Денис может сколько угодно меня опекать и кричать, что решит все сам, но вот маменьку я выручила — теперь надо и за папеньку взяться.
Раскинутые карты показали привычную картину. Папенька пьян и весел, около него теплая компания и ему на редкость хорошо. Господи, да где хоть он в лесу компанию-то нашел? Только что медведей споил…
Но тогда вопрос — чем???
Хотя, с другой стороны, я много раз замечала, что истинные алкоголики крайне изобретательны по части выпивки. Возможно, когда я приеду за папенькой — я обнаружу, что он владелец маленького лесного заводика по производству мухоморовки.
Взяв приготовленную отцову рубашку и телячий послед (у Грицацуихи как раз как раз отелилась корова), я сделала обряд на пуповину. На несколько месяцев, покуда теленок мал и не отходит от матери — этот обряд дает неразрывную связь с выбранным кровным родственником.
Бабушка моя делала этот обряд на меня. Старенькая она была, бабуля моя, когда ей меня спихнули родители, сложной ей было углядеть за такой егозой, как маленькая девчонка. И с тех пор жизнь моя существенно осложнилась. Бабуля всегда знала, что я делаю и где. Бессмысленно было врать, что я-де учила уроки, пока она лечила людей в соседней деревне. Бабуля точно знала, что я с мальчишками лазила по деревьям и даже разок свалилась и набила шишку.

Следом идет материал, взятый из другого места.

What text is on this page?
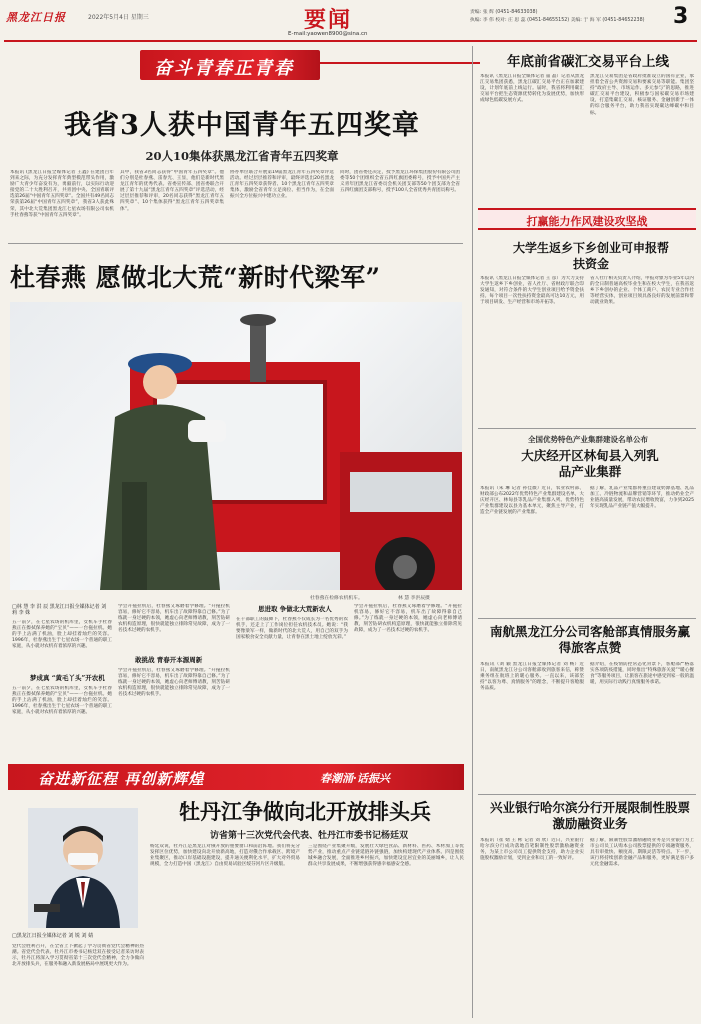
黑龙江日报	2022年5月4日 星期三	要闻
E-mail:yaowen8900@sina.cn
责编: 张 辉 (0451-84633038)
执编: 李 伟 校对: 庄 思 蕊 (0451-84655152) 美编: 于 海 军 (0451-84652238)	3
奋斗青春正青春
我省3人获中国青年五四奖章
20人10集体获黑龙江省青年五四奖章
本报讯 (黑龙江日报全媒体记者 王鑫) 在建团百年到来之际，为充分发挥青年典型模范带头作用，激励广大青少年奋发有为，勇毅前行，以实际行动迎接党的二十大胜利召开，共青团中央、全国青联评选第26届“中国青年五四奖章”。全国共有49名同志荣获第26届“中国青年五四奖章”，我省3人获此殊荣，其中北大荒集团黑龙江七星农场有限公司农机手杜春燕等获“中国青年五四奖章”。
其中，我省3名同志获得“中国青年五四奖章”。他们分别是杜春燕、雷春光、王显，他们是新时代黑龙江青年的优秀代表。省委宣传部、团省委联合开展了第十九届“黑龙江青年五四奖章”评选活动，经过层层推荐和评审，20名同志获得“黑龙江青年五四奖章”、10个集体获得“黑龙江青年五四奖章集体”。
协办单位联合开展第19届黑龙江青年五四奖章评选活动。经过层层推荐和评审，最终评选出20名黑龙江青年五四奖章获得者、10个黑龙江青年五四奖章集体，激励全省青年立足岗位、担当作为，在全面振兴全方位振兴中建功立业。
同时，团省委还决定，授予黑龙江环保集团股份有限公司团委等50个团组织全省五四红旗团委称号，授予中国共产主义青年团黑龙江省委员会机关团支部等50个团支部为全省五四红旗团支部称号，授予100人全省优秀共青团员称号。
杜春燕 愿做北大荒“新时代梁军”
杜春燕在检修农机机车。	林 慧 李洪辰摄
□林 慧 李 洪 辰 黑龙江日报全媒体记者 刘 莉 李 姝
五一前夕，在七星农场的机库里，女机车手杜春燕正在擦拭保养她的“宝贝”——一台拖拉机。她的手上沾满了机油，脸上却挂着灿烂的笑容。1996年，杜春燕出生于七星农场一个普通的职工家庭，从小就对农机有着浓厚的兴趣。
梦成真 “黄毛丫头”开农机
五一前夕，在七星农场的机库里，女机车手杜春燕正在擦拭保养她的“宝贝”——一台拖拉机。她的手上沾满了机油，脸上却挂着灿烂的笑容。1996年，杜春燕出生于七星农场一个普通的职工家庭，从小就对农机有着浓厚的兴趣。
学会开拖拉机后，杜春燕又琢磨着学修理。“开拖拉机容易，修好它不容易，机车出了故障得靠自己修。”为了练就一身过硬的本领，她虚心向老师傅请教，刻苦钻研农机构造原理，很快就能独立排除常见故障，成为了一名技术过硬的农机手。
敢挑战 青春开本源周新
学会开拖拉机后，杜春燕又琢磨着学修理。“开拖拉机容易，修好它不容易，机车出了故障得靠自己修。”为了练就一身过硬的本领，她虚心向老师傅请教，刻苦钻研农机构造原理，很快就能独立排除常见故障，成为了一名技术过硬的农机手。
思进取 争做北大荒新农人
在干部职工的鼓舞下，杜春燕不仅成长为一名优秀的农机手，还走上了工作岗位担任农机技术员。她说：“我要像梁军一样，做新时代的北大荒人，用自己的双手为国家粮食安全贡献力量，让青春在黑土地上绽放光彩。”
学会开拖拉机后，杜春燕又琢磨着学修理。“开拖拉机容易，修好它不容易，机车出了故障得靠自己修。”为了练就一身过硬的本领，她虚心向老师傅请教，刻苦钻研农机构造原理，很快就能独立排除常见故障，成为了一名技术过硬的农机手。
奋进新征程 再创新辉煌	春潮涌·话振兴
牡丹江争做向北开放排头兵
访省第十三次党代会代表、牡丹江市委书记杨廷双
□黑龙江日报全媒体记者 刘 锐 刘 婧
党代会胜利召开，在全省上下掀起了学习贯彻省党代会精神的热潮。省党代会代表、牡丹江市委书记杨廷双在接受记者采访时表示，牡丹江将深入学习贯彻省第十三次党代会精神，全力争做向北开放排头兵，在服务和融入新发展格局中展现更大作为。
杨廷双说，牡丹江是黑龙江对俄开放的重要窗口和前沿阵地。我们将充分发挥区位优势，加快建设向北开放新高地，打造对俄合作承载区、跨境产业集聚区，推动口岸基础设施建设，提升通关便利化水平，扩大对外贸易规模，全力打造中国（黑龙江）自由贸易试验区绥芬河片区升级版。
三是围绕产业集聚升级，发展壮大绿色食品、新材料、医药、木材加工等优势产业，推动重点产业链延链补链强链，加快构建现代产业体系。四是围绕城乡融合发展，全面推进乡村振兴，加快建设宜居宜业的美丽城乡，让人民群众共享发展成果，不断增强获得感幸福感安全感。
年底前省碳汇交易平台上线
本报讯（黑龙江日报全媒体记者 董 晶）记者从黑龙江交易集团获悉，黑龙江碳汇交易平台正在加紧建设，计划年底前上线运行。届时，我省将利用碳汇交易平台把生态资源优势转化为发展优势，加快形成绿色低碳发展方式。
黑龙江交易集团是省政府批准设立的国有企业，承担着全省公共资源交易和要素交易等职能。集团坚持“政府主导、市场运作、多元参与”的思路，推进碳汇交易平台建设，积极参与国家碳交易市场建设，打造集碳汇交易、核证服务、金融创新于一体的综合服务平台，助力我省实现碳达峰碳中和目标。
打赢能力作风建设攻坚战
大学生返乡下乡创业可申报帮扶资金
本报讯（黑龙江日报全媒体记者 王 彦）为大力支持大学生返乡下乡创业，省人社厅、省财政厅联合印发通知，对符合条件的大学生创业项目给予资金扶持。每个项目一次性扶持资金最高可达10万元，用于项目研发、生产经营和市场开拓等。
省人社厅相关负责人介绍，申报对象为毕业5年以内的全日制普通高校毕业生和在校大学生，在我省返乡下乡创办的企业、个体工商户、农民专业合作社等经营实体，创业项目须具备良好的发展前景和带动就业效果。
全国优势特色产业集群建设名单公布
大庆经开区林甸县入列乳品产业集群
本报讯（朱 琳 记者 孙佳薇）近日，农业农村部、财政部公布2022年优势特色产业集群建设名单，大庆经开区、林甸县等乳品产业集群入列。优势特色产业集群建设以县为基本单元，聚焦主导产业，打造全产业链发展的产业集群。
据了解，乳品产业集群将重点建设奶源基地、乳品加工、冷链物流和品牌营销等环节，推动奶业全产业链高质量发展，带动农民增收致富，力争到2025年实现乳品产业链产值大幅提升。
南航黑龙江分公司客舱部真情服务赢得旅客点赞
本报讯（刘 颖 黑龙江日报全媒体记者 刘 畅）近日，南航黑龙江分公司客舱部收到旅客来信，称赞乘务组在航班上的暖心服务。一直以来，该部坚持“以客为尊、真情服务”的理念，不断提升客舱服务品质。
据介绍，在疫情防控常态化背景下，客舱部严格落实各项防疫措施，同时推出“特殊旅客关爱”“暖心餐食”等服务项目，让旅客在旅途中感受到家一般的温暖，用实际行动践行真情服务承诺。
兴业银行哈尔滨分行开展限制性股票激励融资业务
本报讯（崔 婧 王 彬 记者 刘 欣）近日，兴业银行哈尔滨分行成功落地首笔限制性股票激励融资业务，为某上市公司员工提供资金支持，助力企业实施股权激励计划，受到企业和员工的一致好评。
据了解，限制性股票激励融资业务是兴业银行为上市公司员工认购本公司股票提供的专项融资服务，具有审批快、额度高、期限灵活等特点。下一步，该行将持续创新金融产品和服务，更好满足客户多元化金融需求。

Рука у нее была тяжелая, и посему я вскоре осознала, что врать — наказуемо. Лучше уж честно признаться. И с тех пор прошло уж много — много лет, а я до сих пор считаю, что врать — плохо для репутации, все равно правда всплывет и навредит. Уж лучше так не подставляться и быть честной.
Тихо — тихо мы с Лорой пересекли холл. Сонька, что стояла в столовой и доставала из тостера поджаренный хлеб — увидела меня, но я сделала большие глаза, и девчонка понятливо отвернулась. Мать в столовой, что располагается чуть дальше кухни, громко жаловалась Денису на то, как ей не повезло с дочкой. Со мной, то бишь.
А я тем временем спустилась в гараж, свистнула из Серегиного бокса навороченный мотоцикл, посадила сзади себя Лору, и поехала выручать папеньку. Пуповина меня вела просто безошибочно, я четко знала, где он. С такими мыслями я и направилась к колосовскому лесу.
Уехала я недалеко. На выезде из города меня остановил толстый гаишник и начал нудеть:
— А отчего без каски едем? А если авария какая? Каска — она ведь четыреста килограмм выдерживает!